# What is the mildest, most moisturizing soap I can make?



## Wolf Flower (Dec 21, 2005)

Now that I have an abundance of goat's milk, I think I am ready to start making soap. Most bar soaps dry my skin, so I want to make one that won't. Any suggestions?


----------



## Seagrape (Aug 4, 2008)

I just made a 90% olive oil/10% castor oil bar with goat's milk in it. Olive oil is the oil that removes the least amount of oil from the skin so if soaps dry your skin, I would recommend a bar that that is heavy on the olive oil. I added the castor oil for more lathering. The hard part will be waiting 4-5 months for the bar to harden. (But when it does, it will be like a brick.) 

If you can't use up all your goat's milk right away, just freeze it. It will keep well.


----------



## Wolf Flower (Dec 21, 2005)

Seagrape said:


> The hard part will be waiting 4-5 months for the bar to harden.

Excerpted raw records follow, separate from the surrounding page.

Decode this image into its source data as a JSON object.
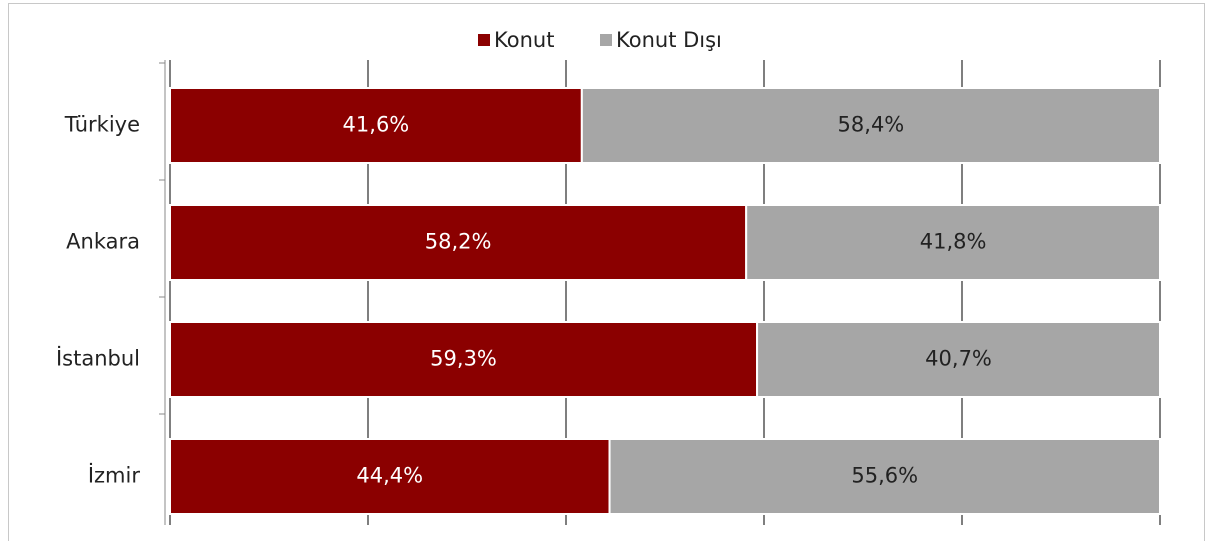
{
  "chart_data": {
    "type": "stacked_barh",
    "categories": [
      "Türkiye",
      "Ankara",
      "İstanbul",
      "İzmir"
    ],
    "series": [
      {
        "name": "Konut",
        "color": "#8b0000",
        "values": [
          41.6,
          58.2,
          59.3,
          44.4
        ],
        "value_labels": [
          "41,6%",
          "58,2%",
          "59,3%",
          "44,4%"
        ]
      },
      {
        "name": "Konut Dışı",
        "color": "#a6a6a6",
        "values": [
          58.4,
          41.8,
          40.7,
          55.6
        ],
        "value_labels": [
          "58,4%",
          "41,8%",
          "40,7%",
          "55,6%"
        ]
      }
    ],
    "xlim": [
      0,
      100
    ],
    "xticks": [
      0,
      20,
      40,
      60,
      80,
      100
    ],
    "grid": true,
    "legend": "top"
  }
}
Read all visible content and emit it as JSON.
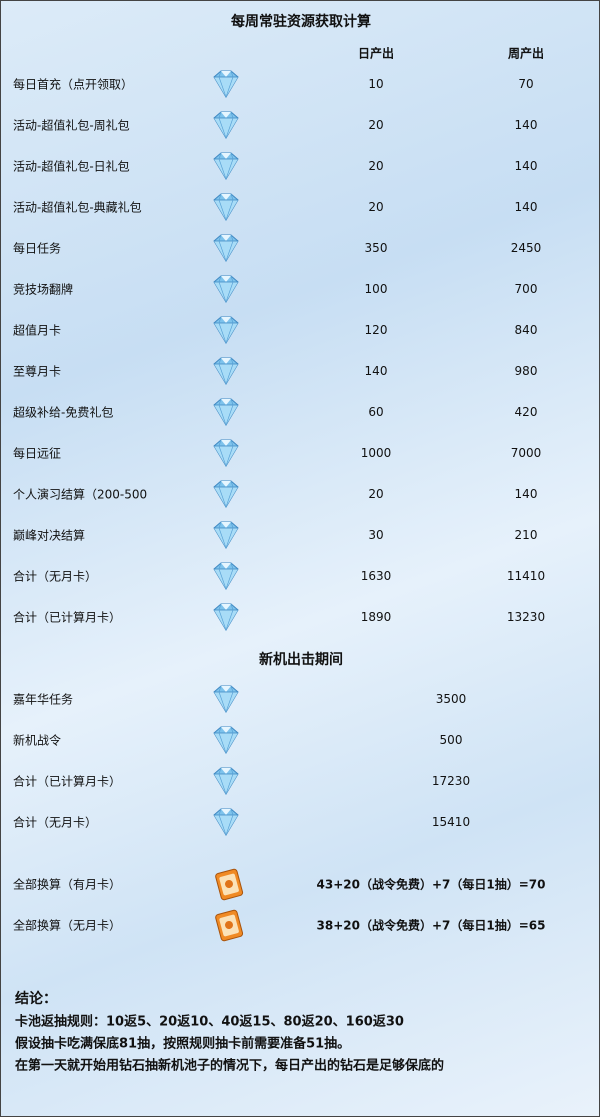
{
  "title": "每周常驻资源获取计算",
  "table": {
    "header": [
      "日产出",
      "周产出"
    ],
    "rows": [
      [
        "每日首充（点开领取）",
        10,
        70
      ],
      [
        "活动-超值礼包-周礼包",
        20,
        140
      ],
      [
        "活动-超值礼包-日礼包",
        20,
        140
      ],
      [
        "活动-超值礼包-典藏礼包",
        20,
        140
      ],
      [
        "每日任务",
        350,
        2450
      ],
      [
        "竞技场翻牌",
        100,
        700
      ],
      [
        "超值月卡",
        120,
        840
      ],
      [
        "至尊月卡",
        140,
        980
      ],
      [
        "超级补给-免费礼包",
        60,
        420
      ],
      [
        "每日远征",
        1000,
        7000
      ],
      [
        "个人演习结算（200-500",
        20,
        140
      ],
      [
        "巅峰对决结算",
        30,
        210
      ],
      [
        "合计（无月卡）",
        1630,
        11410
      ],
      [
        "合计（已计算月卡）",
        1890,
        13230
      ]
    ]
  },
  "section2": {
    "title": "新机出击期间",
    "rows": [
      [
        "嘉年华任务",
        3500
      ],
      [
        "新机战令",
        500
      ],
      [
        "合计（已计算月卡）",
        17230
      ],
      [
        "合计（无月卡）",
        15410
      ]
    ]
  },
  "conversion": {
    "rows": [
      [
        "全部换算（有月卡）",
        "43+20（战令免费）+7（每日1抽）=70"
      ],
      [
        "全部换算（无月卡）",
        "38+20（战令免费）+7（每日1抽）=65"
      ]
    ]
  },
  "conclusion": {
    "title": "结论：",
    "lines": [
      "卡池返抽规则：10返5、20返10、40返15、80返20、160返30",
      "假设抽卡吃满保底81抽，按照规则抽卡前需要准备51抽。",
      "在第一天就开始用钻石抽新机池子的情况下，每日产出的钻石是足够保底的"
    ]
  }
}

5 months?!? Wow, that's like a finely aged cheese. :baby04:


----------



## Prickle (May 9, 2009)

I love soap made from goats milk and almond oil. Gentle and moisturizing.


----------



## Step (Aug 4, 2005)

Whatever oils you decide to use, take a higher lye discount of 7 or 8%. These overages of oil percentages will be more moisturizing for your skin. 

I use Coconut Oil, Palm Oil, EVOO, Castor Oil and I add unrefined shea butter, or, natural cocoa butter, or, mango butter. Sometimes I'll add peach kernel or apricot kernel (preferred instead of almond), avocado, pumpkin seed, rose hip or other specialty oils.. 

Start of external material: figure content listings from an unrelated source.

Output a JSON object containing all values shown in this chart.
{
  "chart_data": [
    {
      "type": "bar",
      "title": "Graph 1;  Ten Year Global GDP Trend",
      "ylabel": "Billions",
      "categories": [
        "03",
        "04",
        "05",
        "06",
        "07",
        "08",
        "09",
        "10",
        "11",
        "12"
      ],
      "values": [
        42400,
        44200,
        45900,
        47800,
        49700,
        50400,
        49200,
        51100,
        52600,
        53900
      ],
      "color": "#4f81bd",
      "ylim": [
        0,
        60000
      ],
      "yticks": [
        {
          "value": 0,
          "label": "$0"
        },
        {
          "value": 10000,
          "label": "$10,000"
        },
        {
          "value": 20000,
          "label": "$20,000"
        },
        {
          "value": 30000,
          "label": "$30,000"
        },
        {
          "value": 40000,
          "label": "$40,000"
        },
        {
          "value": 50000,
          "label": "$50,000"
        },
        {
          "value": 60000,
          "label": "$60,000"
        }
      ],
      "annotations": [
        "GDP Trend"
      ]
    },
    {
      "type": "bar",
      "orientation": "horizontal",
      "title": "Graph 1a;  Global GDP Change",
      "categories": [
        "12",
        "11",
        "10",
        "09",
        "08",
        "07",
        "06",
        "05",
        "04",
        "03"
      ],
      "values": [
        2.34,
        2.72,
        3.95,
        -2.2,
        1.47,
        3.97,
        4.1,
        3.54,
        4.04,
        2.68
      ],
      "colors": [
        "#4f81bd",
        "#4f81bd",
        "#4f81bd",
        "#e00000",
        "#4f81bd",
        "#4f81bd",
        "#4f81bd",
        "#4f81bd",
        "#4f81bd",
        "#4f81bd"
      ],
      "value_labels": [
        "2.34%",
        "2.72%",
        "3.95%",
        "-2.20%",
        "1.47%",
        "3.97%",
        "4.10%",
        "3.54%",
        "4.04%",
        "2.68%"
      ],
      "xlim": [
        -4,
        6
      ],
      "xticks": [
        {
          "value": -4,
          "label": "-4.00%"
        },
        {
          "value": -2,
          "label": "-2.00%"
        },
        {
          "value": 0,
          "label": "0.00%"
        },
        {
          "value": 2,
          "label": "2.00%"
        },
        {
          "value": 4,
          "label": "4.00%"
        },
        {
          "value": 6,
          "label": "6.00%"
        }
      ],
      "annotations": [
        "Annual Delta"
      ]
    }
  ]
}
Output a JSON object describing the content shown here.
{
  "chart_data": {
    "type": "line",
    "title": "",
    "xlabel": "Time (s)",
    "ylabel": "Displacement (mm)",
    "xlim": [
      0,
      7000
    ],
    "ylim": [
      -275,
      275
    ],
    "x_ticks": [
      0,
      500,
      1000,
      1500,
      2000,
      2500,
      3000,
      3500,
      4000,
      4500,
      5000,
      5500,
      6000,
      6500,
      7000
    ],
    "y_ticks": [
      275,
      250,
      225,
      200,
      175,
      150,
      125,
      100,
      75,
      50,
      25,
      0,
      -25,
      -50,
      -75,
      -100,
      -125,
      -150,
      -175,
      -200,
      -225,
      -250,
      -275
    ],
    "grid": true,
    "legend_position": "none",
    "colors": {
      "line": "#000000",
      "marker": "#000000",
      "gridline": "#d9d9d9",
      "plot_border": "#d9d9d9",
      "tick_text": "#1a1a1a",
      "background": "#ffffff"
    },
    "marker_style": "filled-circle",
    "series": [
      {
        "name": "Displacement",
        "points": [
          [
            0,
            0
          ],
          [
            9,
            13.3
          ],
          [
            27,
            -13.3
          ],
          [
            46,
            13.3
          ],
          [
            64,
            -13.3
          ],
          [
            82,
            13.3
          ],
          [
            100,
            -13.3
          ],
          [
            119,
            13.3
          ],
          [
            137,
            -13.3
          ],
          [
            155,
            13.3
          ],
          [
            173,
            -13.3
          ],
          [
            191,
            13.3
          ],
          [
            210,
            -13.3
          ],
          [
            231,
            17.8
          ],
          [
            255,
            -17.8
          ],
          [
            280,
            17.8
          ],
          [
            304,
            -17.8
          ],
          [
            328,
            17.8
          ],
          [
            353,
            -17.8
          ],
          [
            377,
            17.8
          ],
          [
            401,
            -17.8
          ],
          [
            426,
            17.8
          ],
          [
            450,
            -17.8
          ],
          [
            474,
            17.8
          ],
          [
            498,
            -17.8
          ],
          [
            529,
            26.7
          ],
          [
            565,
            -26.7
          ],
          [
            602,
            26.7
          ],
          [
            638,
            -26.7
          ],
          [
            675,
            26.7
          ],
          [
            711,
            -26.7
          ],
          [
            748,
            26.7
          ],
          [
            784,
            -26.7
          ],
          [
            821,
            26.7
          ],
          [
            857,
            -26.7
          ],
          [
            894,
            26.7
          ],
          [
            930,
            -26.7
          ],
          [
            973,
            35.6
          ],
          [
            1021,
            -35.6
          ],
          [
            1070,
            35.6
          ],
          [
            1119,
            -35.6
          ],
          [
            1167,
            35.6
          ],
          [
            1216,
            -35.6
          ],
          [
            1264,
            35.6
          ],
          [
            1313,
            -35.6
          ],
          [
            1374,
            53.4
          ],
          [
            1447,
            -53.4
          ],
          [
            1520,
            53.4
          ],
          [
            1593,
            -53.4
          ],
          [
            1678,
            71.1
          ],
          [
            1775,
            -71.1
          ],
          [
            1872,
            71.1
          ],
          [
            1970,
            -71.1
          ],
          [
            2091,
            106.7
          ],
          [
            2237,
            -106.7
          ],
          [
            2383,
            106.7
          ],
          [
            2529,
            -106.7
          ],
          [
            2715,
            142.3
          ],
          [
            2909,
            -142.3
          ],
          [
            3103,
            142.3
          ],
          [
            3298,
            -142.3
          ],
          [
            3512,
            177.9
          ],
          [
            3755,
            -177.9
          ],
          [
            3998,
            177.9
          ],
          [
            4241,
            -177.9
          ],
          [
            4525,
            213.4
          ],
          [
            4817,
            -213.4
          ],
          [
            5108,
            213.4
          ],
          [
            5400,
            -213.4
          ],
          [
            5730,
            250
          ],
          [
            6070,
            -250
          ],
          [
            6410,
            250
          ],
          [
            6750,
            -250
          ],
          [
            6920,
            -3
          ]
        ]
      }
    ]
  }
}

I've used rice bran, safflower, sunflower and soybean oil.. The only oil I really like because it it's moisturizing qualities, is soybean oil mixed in with EVOO at no more than 15%. However, I have gotten those dreaded 'orange' spots a few times when I did use those oils, so I stick with olive oil and never had a problem. 

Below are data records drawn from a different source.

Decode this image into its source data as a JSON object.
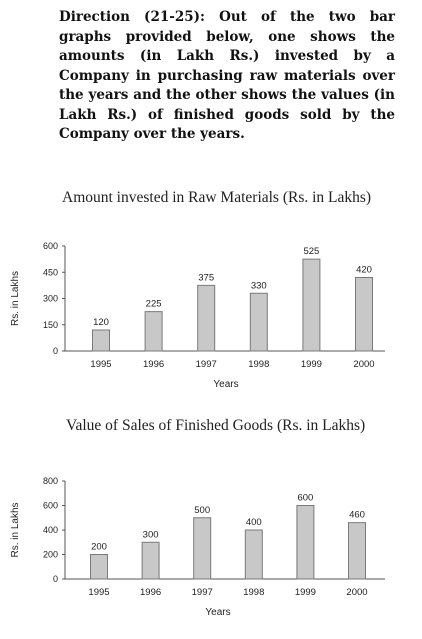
{
  "direction": "Direction (21-25): Out of the two bar graphs provided below, one shows the amounts (in Lakh Rs.) invested by a Company in purchasing raw materials over the years and the other shows the values (in Lakh Rs.) of finished goods sold by the Company over the years.",
  "chart_data": [
    {
      "type": "bar",
      "title": "Amount invested in Raw Materials (Rs. in Lakhs)",
      "xlabel": "Years",
      "ylabel": "Rs. in Lakhs",
      "categories": [
        "1995",
        "1996",
        "1997",
        "1998",
        "1999",
        "2000"
      ],
      "values": [
        120,
        225,
        375,
        330,
        525,
        420
      ],
      "ylim": [
        0,
        600
      ],
      "yticks": [
        0,
        150,
        300,
        450,
        600
      ],
      "bar_color": "#c8c8c8",
      "bar_edge_color": "#7a7a7a",
      "grid": false
    },
    {
      "type": "bar",
      "title": "Value of Sales of Finished Goods (Rs. in Lakhs)",
      "xlabel": "Years",
      "ylabel": "Rs. in Lakhs",
      "categories": [
        "1995",
        "1996",
        "1997",
        "1998",
        "1999",
        "2000"
      ],
      "values": [
        200,
        300,
        500,
        400,
        600,
        460
      ],
      "ylim": [
        0,
        800
      ],
      "yticks": [
        0,
        200,
        400,
        600,
        800
      ],
      "bar_color": "#c8c8c8",
      "bar_edge_color": "#7a7a7a",
      "grid": false
    }
  ]
}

If you use a face cloth rather than a nylon net ball, especially when you first start using your soap, you'll find it's more moisturizing. 

Olive Oil with Castor Oil has a really nice thick and creamy lather! But, I hot process all my soap, taking a water reduction, and, including the Castile Soap, are ready to use immediately.. Of course the soap are better if they have a few weeks to evaporate, but you won't have to wait to use a bar now.


----------



## Seagrape (Aug 4, 2008)

Wolf Flower said:


> 5 months?!? Wow, that's like a finely aged cheese. :baby04:


An OO soap takes about that long to get really hard but when it does, it's like a brick.


----------



## HendricksHearth (Jul 18, 2009)

> I just made a 90% olive oil/10% castor oil bar with goat's milk in it


That sounds lovely! I find that the milk soaps are much more creamy and mild, too. My favorite is goat's milk, but I also use and like buttermilk and coconut milk.

I also agree that raising your superfat % will help provide a nice soap for dry skin. 

Best of luck,

Lauren


----------



## linn (Jul 19, 2005)

One of my favorite recipes is Aloe Cream soap. I think I got the recipe from Cyndi's website.


----------



## buslady (Feb 14, 2008)

Can youpost a link to Cyndi's site, or an address? Thanks Buslady


----------



## linn (Jul 19, 2005)

Sure, here is the link.
http://www.mullerslanefarm.com/soapmaking.html#recipes


----------



## buslady (Feb 14, 2008)

Thank you very much for posting those recipes. I had been to the site before, but that was before I got into soap making.
I have now made several batches of soap, and am loving it. I am ready to branch out and try new recipes. Of course, I will run them through the lye cac. Thanks again Buslady


----------